Our population keeps growing and the amount of stuff we build and create keeps growing - but there's only one planet. Eventually, we're going to run out. We're going to run out of clean water. We're going to run out of fossil fuels to burn for our energy. We're going to run out of lithium and iron. There's only so much stuff and if we keep growing at 3 or 4 percent a year, that growth will hit the limit.
To demonstrate the point more insightfully than I can do, I'll quote from an essay from the Chief Investment Officers of a $100 billion company (actually condensed in a Guardian column by George Monbiot) on the impossibility of sustained compounded growth.
Let us imagine that in 3030BC the total possessions of the people of Egypt filled one cubic metre. Let us propose that these possessions grew by 4.5% a year. How big would that stash have been by the Battle of Actium in 30BC? This is the calculation performed by the investment banker Jeremy Grantham.Go on, take a guess. Ten times the size of the pyramids? All the sand in the Sahara? The Atlantic ocean? The volume of the planet? A little more? It's 2.5 billion billion solar systems. It does not take you long, pondering this outcome, to reach the paradoxical position that salvation lies in collapse.
That's something else.
Let that sink in.
It's like the bad side of collecting interest in a bank account for 30 years. Instead of getting rich on wealth, we're getting buried in the stuff we're consuming.

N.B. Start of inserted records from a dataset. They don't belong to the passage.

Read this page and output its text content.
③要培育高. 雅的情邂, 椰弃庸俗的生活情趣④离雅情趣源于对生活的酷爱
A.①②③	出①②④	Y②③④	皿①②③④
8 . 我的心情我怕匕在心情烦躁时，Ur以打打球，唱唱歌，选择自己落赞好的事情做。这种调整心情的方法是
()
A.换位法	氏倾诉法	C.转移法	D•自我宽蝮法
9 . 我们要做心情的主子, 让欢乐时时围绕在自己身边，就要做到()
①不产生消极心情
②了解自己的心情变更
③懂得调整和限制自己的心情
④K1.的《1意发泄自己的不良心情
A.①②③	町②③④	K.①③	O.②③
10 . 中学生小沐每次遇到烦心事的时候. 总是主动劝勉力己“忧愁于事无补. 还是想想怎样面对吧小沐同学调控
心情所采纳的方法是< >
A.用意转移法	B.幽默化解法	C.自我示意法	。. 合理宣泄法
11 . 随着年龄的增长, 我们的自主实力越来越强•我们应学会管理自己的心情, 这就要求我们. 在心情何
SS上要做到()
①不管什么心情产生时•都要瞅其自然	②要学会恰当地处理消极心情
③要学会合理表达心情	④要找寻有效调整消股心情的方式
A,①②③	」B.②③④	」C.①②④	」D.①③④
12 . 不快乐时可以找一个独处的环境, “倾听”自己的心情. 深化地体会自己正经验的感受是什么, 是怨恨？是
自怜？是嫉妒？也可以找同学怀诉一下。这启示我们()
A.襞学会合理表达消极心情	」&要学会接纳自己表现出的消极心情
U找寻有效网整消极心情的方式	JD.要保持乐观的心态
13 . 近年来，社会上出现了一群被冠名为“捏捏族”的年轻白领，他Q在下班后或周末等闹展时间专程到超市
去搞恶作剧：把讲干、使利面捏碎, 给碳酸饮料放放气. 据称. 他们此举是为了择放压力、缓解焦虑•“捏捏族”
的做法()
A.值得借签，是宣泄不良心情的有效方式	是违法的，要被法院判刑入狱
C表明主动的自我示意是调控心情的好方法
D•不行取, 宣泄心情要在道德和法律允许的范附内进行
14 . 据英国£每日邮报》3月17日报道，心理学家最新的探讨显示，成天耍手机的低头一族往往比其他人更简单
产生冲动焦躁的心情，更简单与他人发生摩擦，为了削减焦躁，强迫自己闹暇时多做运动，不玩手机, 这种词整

Taking the long-term view (a dozen generations or so) means our current social model of perpetually increasing consumption won't work. It will break when we hit the limit of our resources. And we're bumping up against the limits of oil, natural gas and coal in the next few decades (not to mention we've basically passed the limits of what the atmosphere can handle from our pollution).
On the other hand, creating a perpetually higher living standard (healthier, wealthier, smarter) is fundamental to ... humanity. The best reaction to recognizing the impossibility of sustained compounded growth isn't to give up on a progress. There's got to be a way to raise our standard of living without relying on ever-increasing consumption.
What a great problem to solve! Sustainable societies and economies!
I don't know what the answer is, but I'm really interested in trying to figure it out. I think renewable energy has to be at the center of the solution. Stamping out inefficiencies in our industries (like health insurance financing) has to part of it.
But it also probably involves the very nature of work, money and wealth. We probably need to find a way to value (and pay for) services more than goods. We need better measurements of economic prosperity that value services more than goods so more people can make a living from services.
It's a big problem. I can barely get my arms around it, but it's exciting to think about in order to generate the inspiration and the fuel to start changing our economy now to move in the direction of that sustainable society.